GPIO Button Usage Instructions
  • To configure Button functions, refer to /projects/common_components/bk_key_app/key_app_config.h and key_app_service.c, developers can fill in the corresponding IO pins and keypad callback function events in this table.

  • The long press duration configuration is referenced in multi_button.h by the LONG_TICKS macro definition.

  • All Button events are currently executed in the task, and if the keypad event execution program is blocked or takes too long, it will affect the keypad response speed.

GPIO Button Precautions
  • Please confirm that the GPIO pins are only used for the keypad. If the same GPIO pin has multiple functions, it may cause a conflict, leading to keypad malfunction.

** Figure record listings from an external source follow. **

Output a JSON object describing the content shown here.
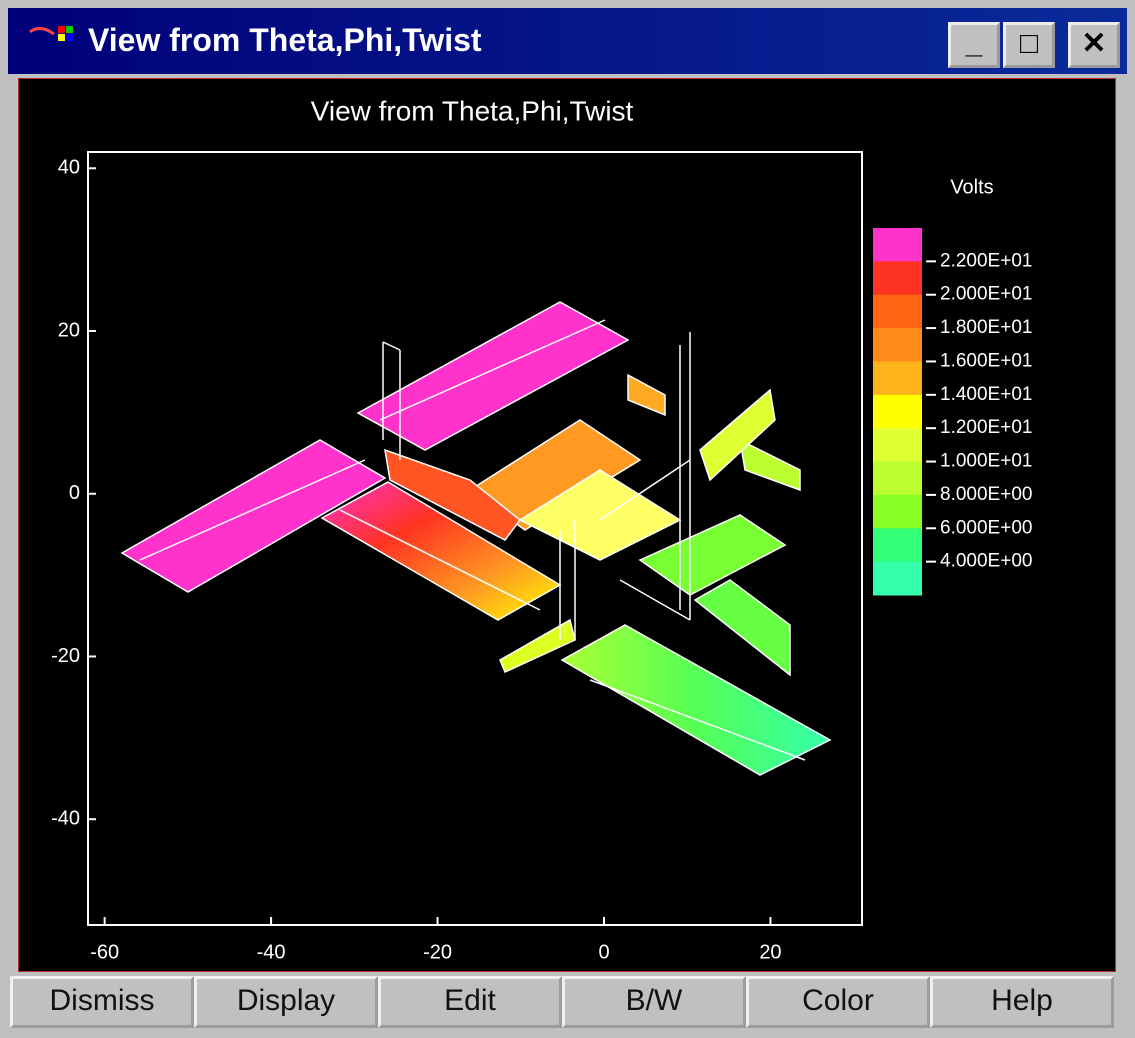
{
  "window": {
    "title": "View from Theta,Phi,Twist"
  },
  "plot": {
    "title": "View from Theta,Phi,Twist",
    "xlim": [
      -62,
      31
    ],
    "ylim": [
      -53,
      42
    ],
    "xticks": [
      -60,
      -40,
      -20,
      0,
      20
    ],
    "yticks": [
      40,
      20,
      0,
      -20,
      -40
    ],
    "colorbar": {
      "label": "Volts",
      "colors": [
        "#ff33cc",
        "#ff3322",
        "#ff6611",
        "#ff8c1a",
        "#ffb31a",
        "#ffff00",
        "#ddff33",
        "#bbff33",
        "#88ff22",
        "#33ff77",
        "#33ffaa"
      ],
      "ticks": [
        {
          "value": 22,
          "label": "2.200E+01"
        },
        {
          "value": 20,
          "label": "2.000E+01"
        },
        {
          "value": 18,
          "label": "1.800E+01"
        },
        {
          "value": 16,
          "label": "1.600E+01"
        },
        {
          "value": 14,
          "label": "1.400E+01"
        },
        {
          "value": 12,
          "label": "1.200E+01"
        },
        {
          "value": 10,
          "label": "1.000E+01"
        },
        {
          "value": 8,
          "label": "8.000E+00"
        },
        {
          "value": 6,
          "label": "6.000E+00"
        },
        {
          "value": 4,
          "label": "4.000E+00"
        }
      ]
    }
  },
  "buttons": [
    "Dismiss",
    "Display",
    "Edit",
    "B/W",
    "Color",
    "Help"
  ]
}
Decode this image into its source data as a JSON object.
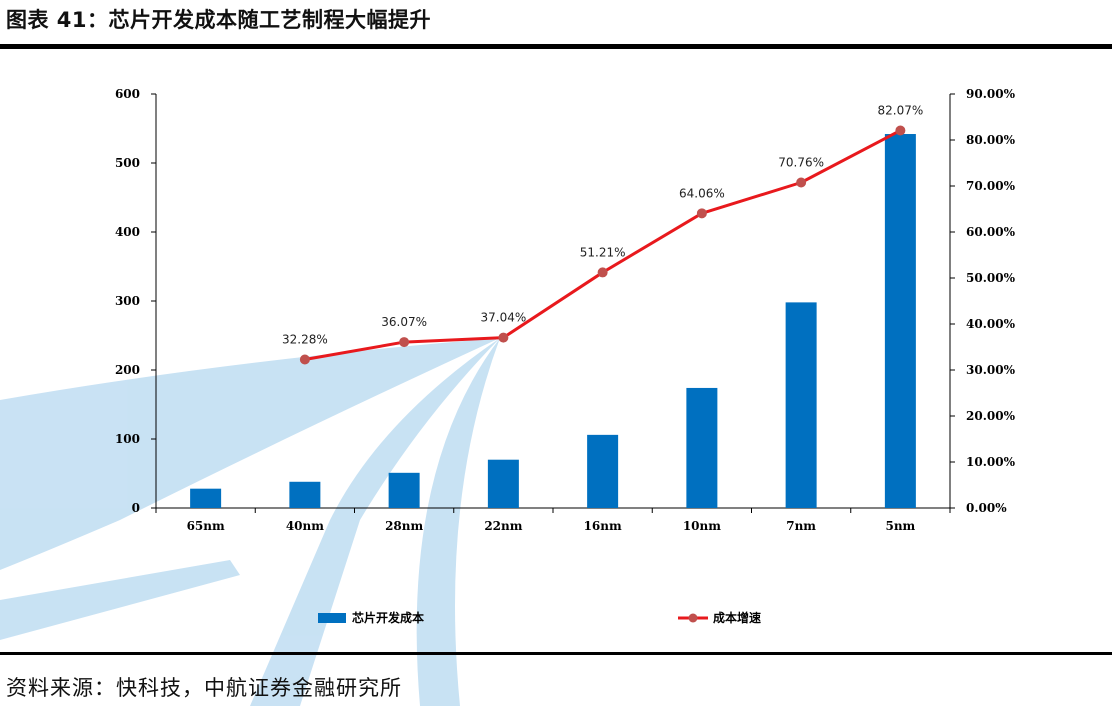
{
  "header": {
    "title": "图表 41：芯片开发成本随工艺制程大幅提升"
  },
  "footer": {
    "source": "资料来源：快科技，中航证券金融研究所"
  },
  "colors": {
    "bar": "#0070C0",
    "line": "#E8191D",
    "marker": "#C0504D",
    "watermark": "#BFDDF2"
  },
  "chart_data": {
    "type": "bar",
    "categories": [
      "65nm",
      "40nm",
      "28nm",
      "22nm",
      "16nm",
      "10nm",
      "7nm",
      "5nm"
    ],
    "series": [
      {
        "name": "芯片开发成本",
        "type": "bar",
        "axis": "left",
        "values": [
          28,
          38,
          51,
          70,
          106,
          174,
          298,
          542
        ]
      },
      {
        "name": "成本增速",
        "type": "line",
        "axis": "right",
        "values": [
          null,
          32.28,
          36.07,
          37.04,
          51.21,
          64.06,
          70.76,
          82.07
        ]
      }
    ],
    "data_labels": [
      "",
      "32.28%",
      "36.07%",
      "37.04%",
      "51.21%",
      "64.06%",
      "70.76%",
      "82.07%"
    ],
    "y_left": {
      "ylim": [
        0,
        600
      ],
      "ticks": [
        "0",
        "100",
        "200",
        "300",
        "400",
        "500",
        "600"
      ]
    },
    "y_right": {
      "ylim": [
        0,
        90
      ],
      "ticks": [
        "0.00%",
        "10.00%",
        "20.00%",
        "30.00%",
        "40.00%",
        "50.00%",
        "60.00%",
        "70.00%",
        "80.00%",
        "90.00%"
      ]
    },
    "legend": {
      "position": "bottom",
      "items": [
        "芯片开发成本",
        "成本增速"
      ]
    },
    "grid": false
  }
}
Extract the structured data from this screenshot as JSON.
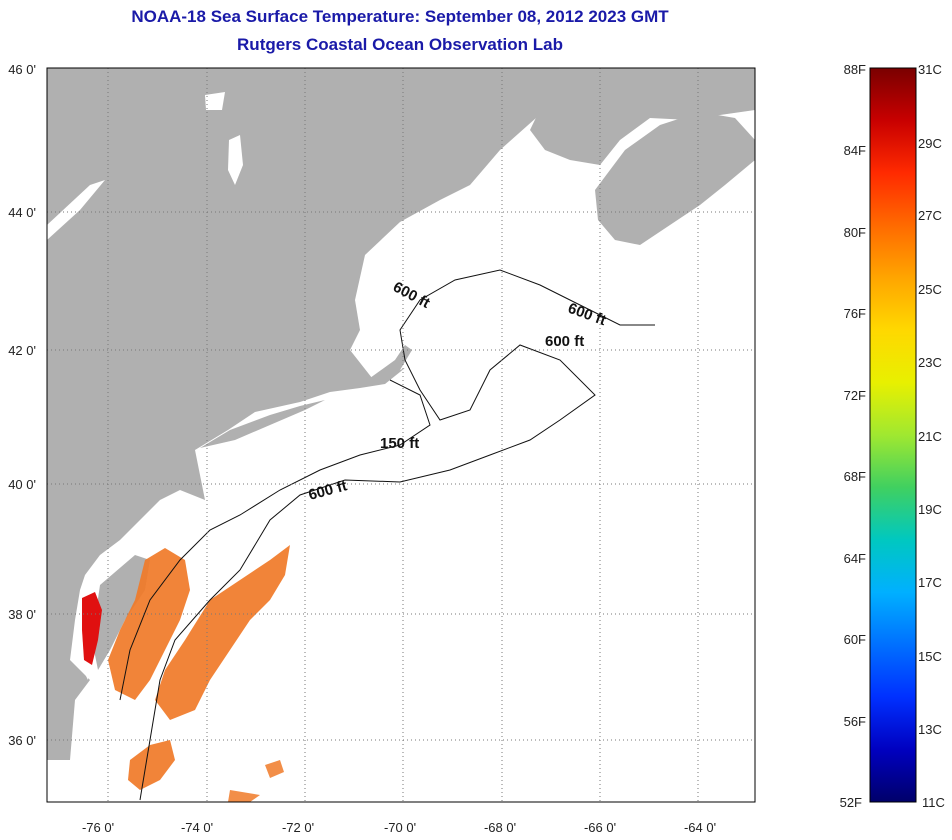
{
  "title": "NOAA-18 Sea Surface Temperature:  September 08, 2012 2023 GMT",
  "subtitle": "Rutgers Coastal Ocean Observation Lab",
  "lat_labels": [
    "46 0'",
    "44 0'",
    "42 0'",
    "40 0'",
    "38 0'",
    "36 0'"
  ],
  "lon_labels": [
    "-76 0'",
    "-74 0'",
    "-72 0'",
    "-70 0'",
    "-68 0'",
    "-66 0'",
    "-64 0'"
  ],
  "contour_labels": [
    "600 ft",
    "600 ft",
    "600 ft",
    "150 ft",
    "600 ft"
  ],
  "colorbar": {
    "f_labels": [
      "88F",
      "84F",
      "80F",
      "76F",
      "72F",
      "68F",
      "64F",
      "60F",
      "56F",
      "52F"
    ],
    "c_labels": [
      "31C",
      "29C",
      "27C",
      "25C",
      "23C",
      "21C",
      "19C",
      "17C",
      "15C",
      "13C",
      "11C"
    ],
    "colors": [
      "#7a0000",
      "#c80000",
      "#ff2a00",
      "#ff6a00",
      "#ffa500",
      "#ffd800",
      "#e8f000",
      "#a0e830",
      "#40d060",
      "#00c8c0",
      "#00b0ff",
      "#0070ff",
      "#0030ff",
      "#0000c0",
      "#00006a"
    ]
  },
  "colors": {
    "land": "#b0b0b0",
    "ocean": "#ffffff",
    "title": "#1a1aa8",
    "sst_warm": "#f07a28",
    "sst_hot": "#e01010"
  }
}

  • If the developer’s board is different from the Bekken Genie development board, please reconfigure the GPIO according to the development board’s hardware design. For GPIO usage methods, refer to bk_avdk/bk_idk/docs/bk7258/zh_CN/api-reference/peripheral/bk_gpio.rst

3.6 BLE Configuration and Agent Customization Guide

The BLE network configuration and agent-related code are mainly distributed in the /projects/common_components/bk_boarding_service directory and the /projects/common_components/bk_smart_config directory, Customers can refer to the following instructions to customize their own scheme.

Core code:
  • To enter BLE network configuration mode, please refer to the implementation of bk_sconf_prepare_for_smart_config(void)

  • The mobile app interacts with the BLE configuration information, referencing the code bk_genie_message_handle(void)

  • Send Agent configuration parameters to the mobile app, referencing the code bk_sconf_send_agent_info(char *payload, uint16_t max_len)

  • Parse server startup Agent parameters, referencing the code bk_sconf_prase_agent_info(char *payload, uint8_t reset)

  • Start Agent and RTC, referencing the code bk_sconf_wakeup_agent(uint8_t reset)

  • After WiFi connection, start Agent, save WiFi and Agent information, and configure the network, referencing the code bk_sconf_netif_event_cb

  • Functions for maintaining (saving to flash)/erasing/getting Agent information bk_sconf_erase_agent_info bk_sconf_save_agent_info bk_sconf_get_agent_info

  • Press the key to switch between multiple modes, referencing the code ir_mode_switch_main

  • Start the Volcano agent and device-side RTC, referencing the code bk_sconf_start_volc_rtc. The reset parameter is used to notify the Beken server whether to force a switch back to the initial Agent configuration.

4. Q&A

Q: Why doesn’t the application layer report mic data?

A: Currently, beken_genie defaults to supporting command word-based voice wake-up functionality. Only after wake-up will it report the mic-collected data to the application layer, which then sends the data to AI for conversation. If the customer does not need voice wake-up functionality, they can disable this feature by defining the macro “CONFIG_AUD_INTF_SUPPORT_AI_DIALOG_FREE”.

Q: Why UI resource display abnormally?

A: In this project, the UI resource used must be in AVI format, with a resolution of 320x160, and must be converted using an AVI conversion tool before they can be used. Please check if the UI resource meet the above requirements first.